OTTAWA (Reuters) - Prime Minister Stephen Harper sounded a likely theme for a looming election on Wednesday, accusing opposition parties of threatening the economy by sending Canadians to the polls over the government's budget.
But the main opposition Liberals said they will try to bring the Conservative government down in a vote on Friday on a non-budget issue, signaling they will push recent ethics scandals as an early campaign theme.
"We have the responsibility to say clearly and unequivocally that this is a government that has lost the confidence of the House of Commons, it is a government that has lost the confidence of Canadians," Liberal leader Michael Ignatieff told reporters.
The Conservative government's budget, presented on Tuesday, was immediately rejected by the opposition parties - setting the stage for a spring election.
"Our economy is not a political game. The global recovery is still fragile," Harper told reporters in Ottawa, accusing the opposition parties of wanting to trigger "a needless election".
If all three parties were to vote against the budget, the minority Conservative government would fall and an election campaign will start immediately.

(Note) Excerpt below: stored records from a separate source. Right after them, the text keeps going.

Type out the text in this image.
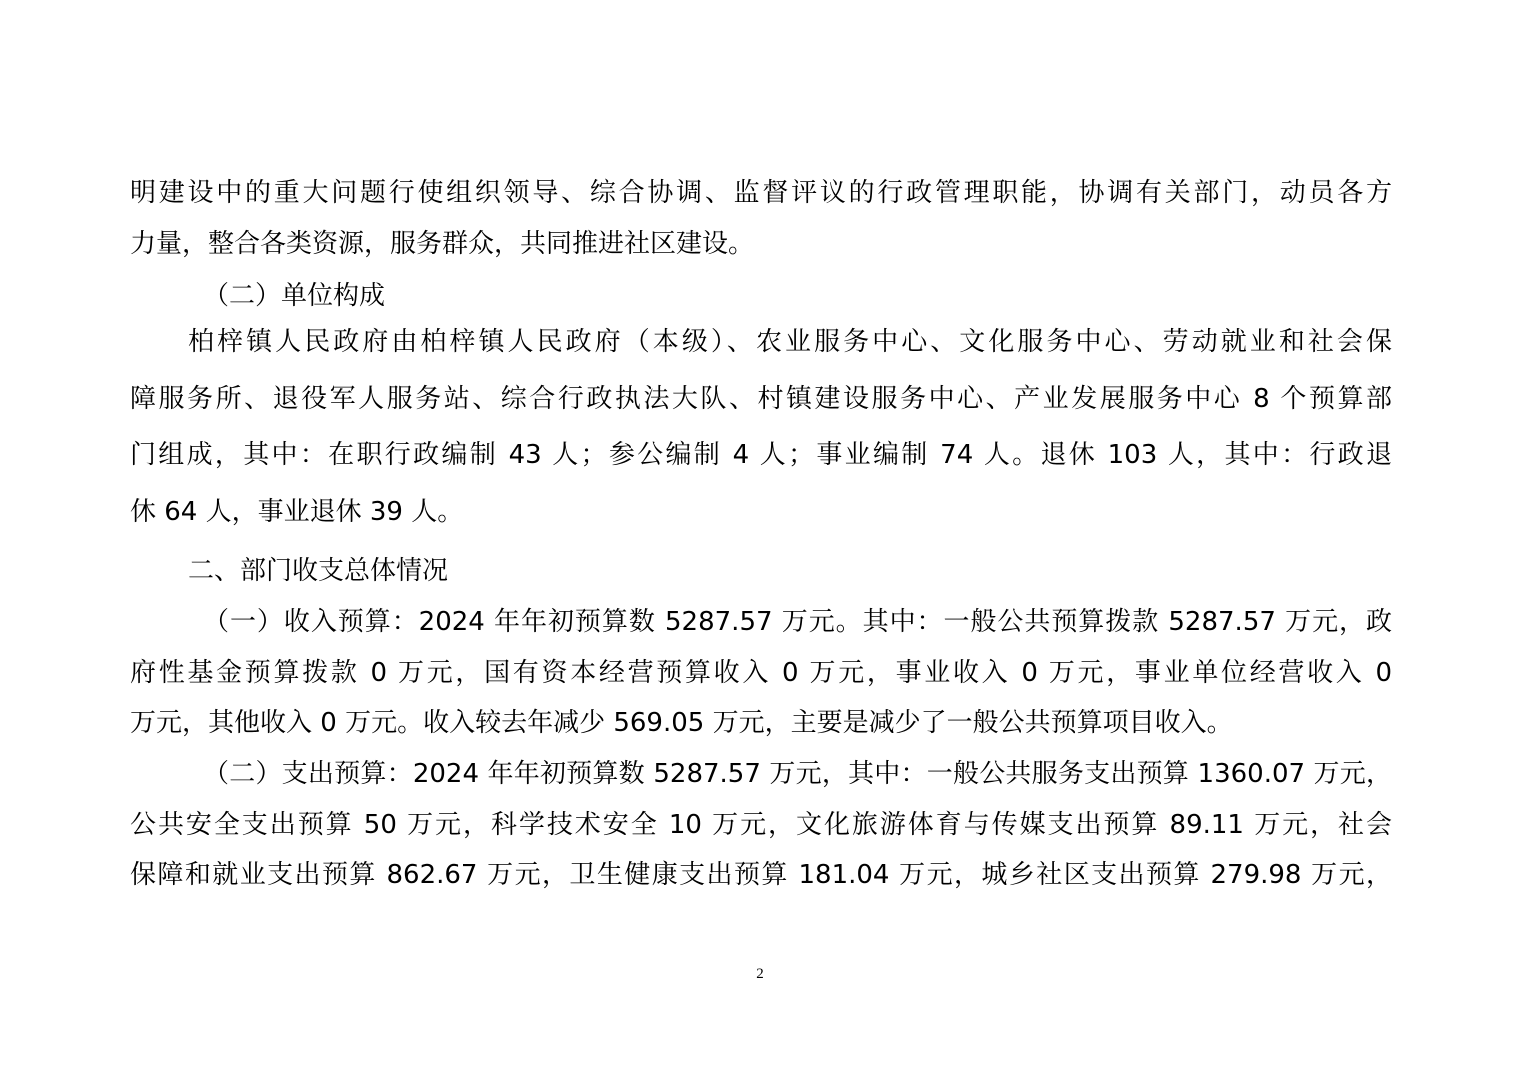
明建设中的重大问题行使组织领导、综合协调、监督评议的行政管理职能，协调有关部门，动员各方
力量，整合各类资源，服务群众，共同推进社区建设。
（二）单位构成
柏梓镇人民政府由柏梓镇人民政府（本级）、农业服务中心、文化服务中心、劳动就业和社会保
障服务所、退役军人服务站、综合行政执法大队、村镇建设服务中心、产业发展服务中心 8 个预算部
门组成，其中：在职行政编制 43 人；参公编制 4 人；事业编制 74 人。退休 103 人，其中：行政退
休 64 人，事业退休 39 人。
二、部门收支总体情况
（一）收入预算：2024 年年初预算数 5287.57 万元。其中：一般公共预算拨款 5287.57 万元，政
府性基金预算拨款 0 万元，国有资本经营预算收入 0 万元，事业收入 0 万元，事业单位经营收入 0
万元，其他收入 0 万元。收入较去年减少 569.05 万元，主要是减少了一般公共预算项目收入。
（二）支出预算：2024 年年初预算数 5287.57 万元，其中：一般公共服务支出预算 1360.07 万元，
公共安全支出预算 50 万元，科学技术安全 10 万元，文化旅游体育与传媒支出预算 89.11 万元，社会
保障和就业支出预算 862.67 万元，卫生健康支出预算 181.04 万元，城乡社区支出预算 279.98 万元，
2
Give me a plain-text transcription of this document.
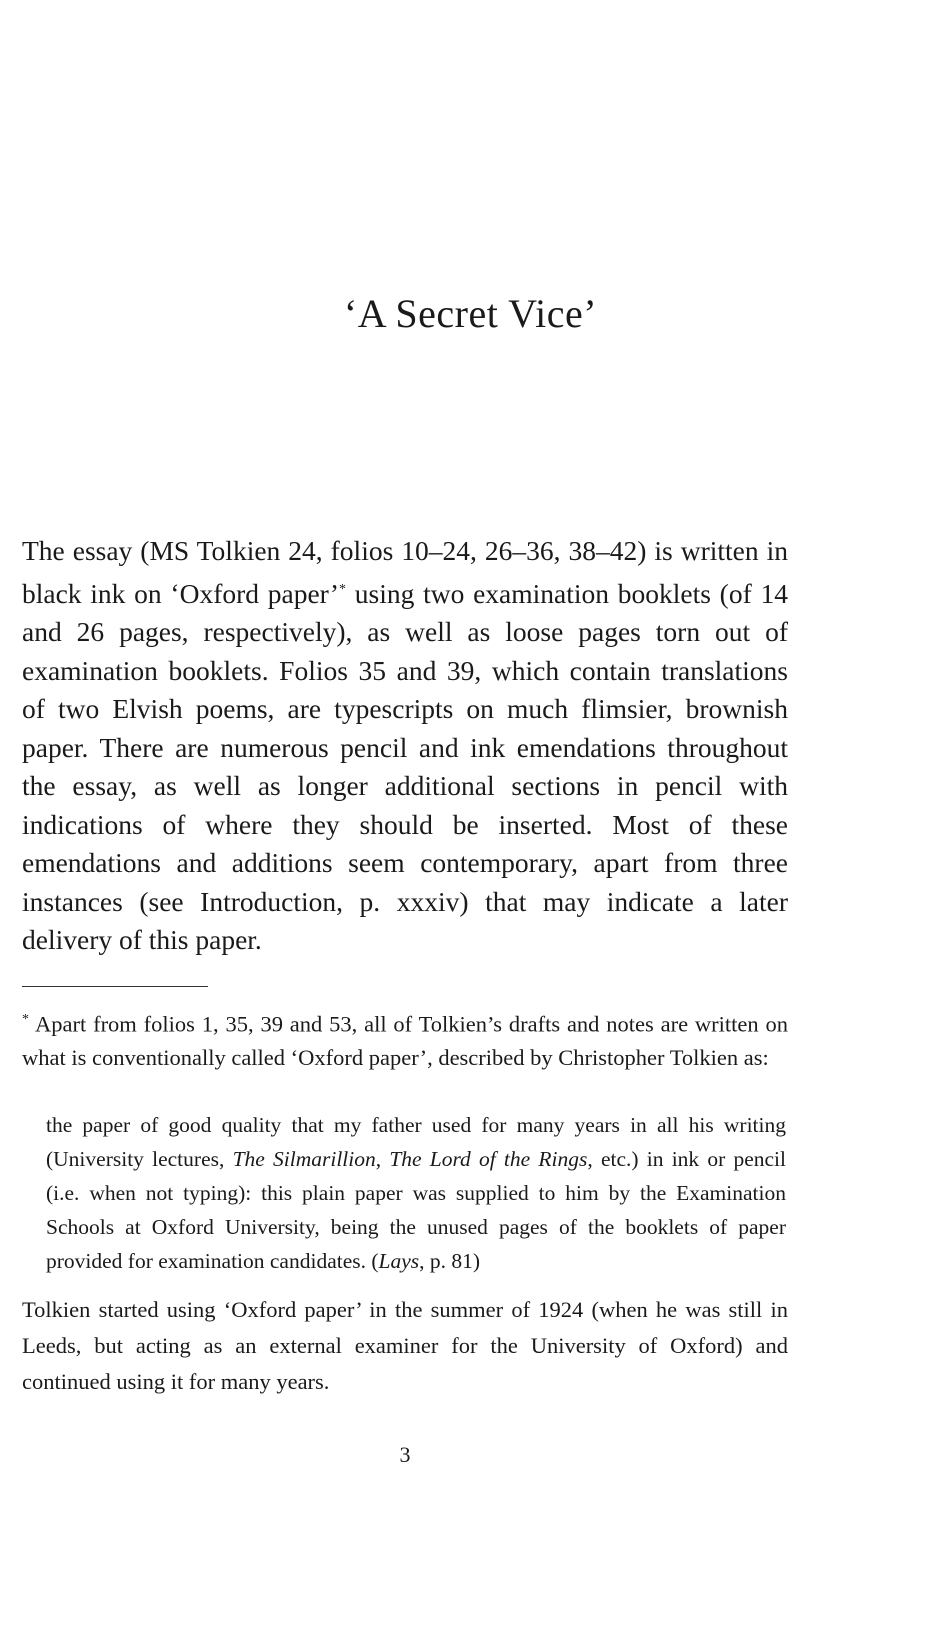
‘A Secret Vice’

The essay (MS Tolkien 24, folios 10–24, 26–36, 38–42) is written in black ink on ‘Oxford paper’* using two examination booklets (of 14 and 26 pages, respectively), as well as loose pages torn out of examination booklets. Folios 35 and 39, which contain translations of two Elvish poems, are typescripts on much flimsier, brownish paper. There are numerous pencil and ink emendations throughout the essay, as well as longer additional sections in pencil with indications of where they should be inserted. Most of these emendations and additions seem contemporary, apart from three instances (see Introduction, p. xxxiv) that may indicate a later delivery of this paper.

* Apart from folios 1, 35, 39 and 53, all of Tolkien’s drafts and notes are written on what is conventionally called ‘Oxford paper’, described by Christopher Tolkien as:

the paper of good quality that my father used for many years in all his writing (University lectures, The Silmarillion, The Lord of the Rings, etc.) in ink or pencil (i.e. when not typing): this plain paper was supplied to him by the Examination Schools at Oxford University, being the unused pages of the booklets of paper provided for examination candidates. (Lays, p. 81)

Tolkien started using ‘Oxford paper’ in the summer of 1924 (when he was still in Leeds, but acting as an external examiner for the University of Oxford) and continued using it for many years.

3
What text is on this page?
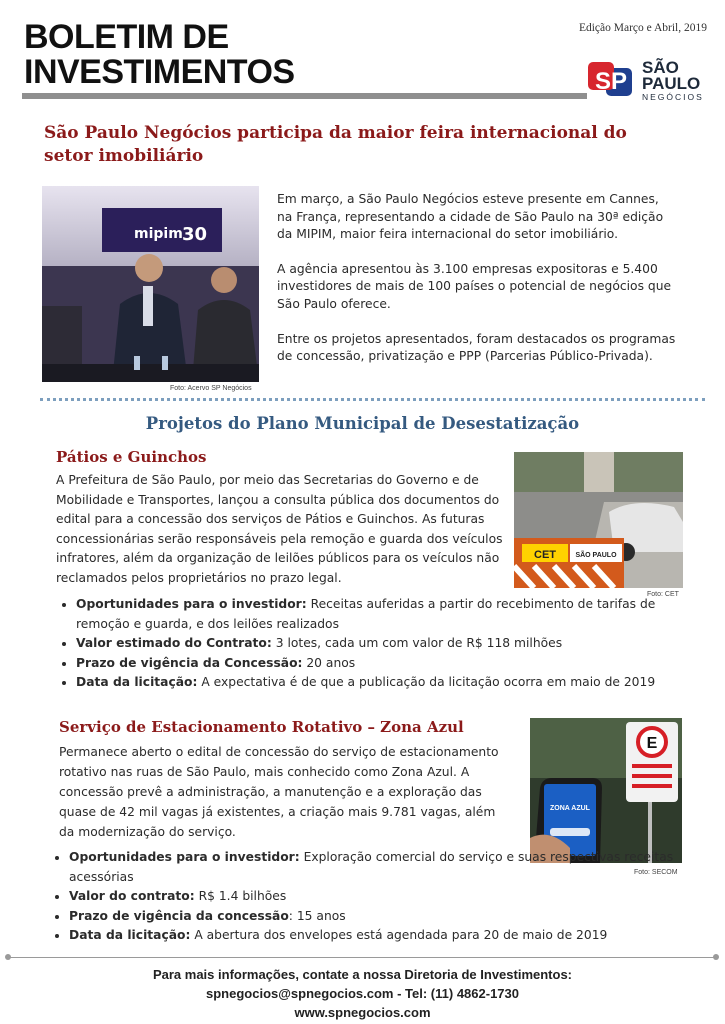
BOLETIM DE
INVESTIMENTOS
Edição Março e Abril, 2019
SP
SÃO
PAULO
NEGÓCIOS
São Paulo Negócios participa da maior feira internacional do setor imobiliário
mipim 30
Foto: Acervo SP Negócios

Em março, a São Paulo Negócios esteve presente em Cannes, na França, representando a cidade de São Paulo na 30ª edição da MIPIM, maior feira internacional do setor imobiliário.

A agência apresentou às 3.100 empresas expositoras e 5.400 investidores de mais de 100 países o potencial de negócios que São Paulo oferece.

Entre os projetos apresentados, foram destacados os programas de concessão, privatização e PPP (Parcerias Público-Privada).

Projetos do Plano Municipal de Desestatização
Pátios e Guinchos
A Prefeitura de São Paulo, por meio das Secretarias do Governo e de Mobilidade e Transportes, lançou a consulta pública dos documentos do edital para a concessão dos serviços de Pátios e Guinchos. As futuras concessionárias serão responsáveis pela remoção e guarda dos veículos infratores, além da organização de leilões públicos para os veículos não reclamados pelos proprietários no prazo legal.
CET	SÃO PAULO
Foto: CET
• Oportunidades para o investidor: Receitas auferidas a partir do recebimento de tarifas de remoção e guarda, e dos leilões realizados
• Valor estimado do Contrato: 3 lotes, cada um com valor de R$ 118 milhões
• Prazo de vigência da Concessão: 20 anos
• Data da licitação: A expectativa é de que a publicação da licitação ocorra em maio de 2019
Serviço de Estacionamento Rotativo – Zona Azul
Permanece aberto o edital de concessão do serviço de estacionamento rotativo nas ruas de São Paulo, mais conhecido como Zona Azul. A concessão prevê a administração, a manutenção e a exploração das quase de 42 mil vagas já existentes, a criação mais 9.781 vagas, além da modernização do serviço.
E
ZONA AZUL
Foto: SECOM
• Oportunidades para o investidor: Exploração comercial do serviço e suas respectivas receitas acessórias
• Valor do contrato: R$ 1.4 bilhões
• Prazo de vigência da concessão: 15 anos
• Data da licitação: A abertura dos envelopes está agendada para 20 de maio de 2019
Para mais informações, contate a nossa Diretoria de Investimentos:
spnegocios@spnegocios.com - Tel: (11) 4862-1730
www.spnegocios.com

Polls show Prime Minister Stephen Harper would easily retain power in an election, although he may not win enough support to win a majority.
The budget promised to shrink the federal deficit by a quarter this year and it included small, targeted measures for low-income seniors, the unemployed and businesses.
But the plan did not go far enough for the opposition New Democrats, the party that had been viewed as most likely to support the budget and keep Harper in power, and party leader Jack Layton joined the other two opposition parties in promising to vote against it.
An election campaign will pit Conservative assurances that only they can be trusted to manage an economy that is still emerging from recession against opposition charges of government sleaze and waste.
This week a Parliamentary committee slapped the government with the first contempt ruling in Canada's history, deciding that the government had hidden the full costs of a spending program. That issue could be debated in Parliament on Wednesday.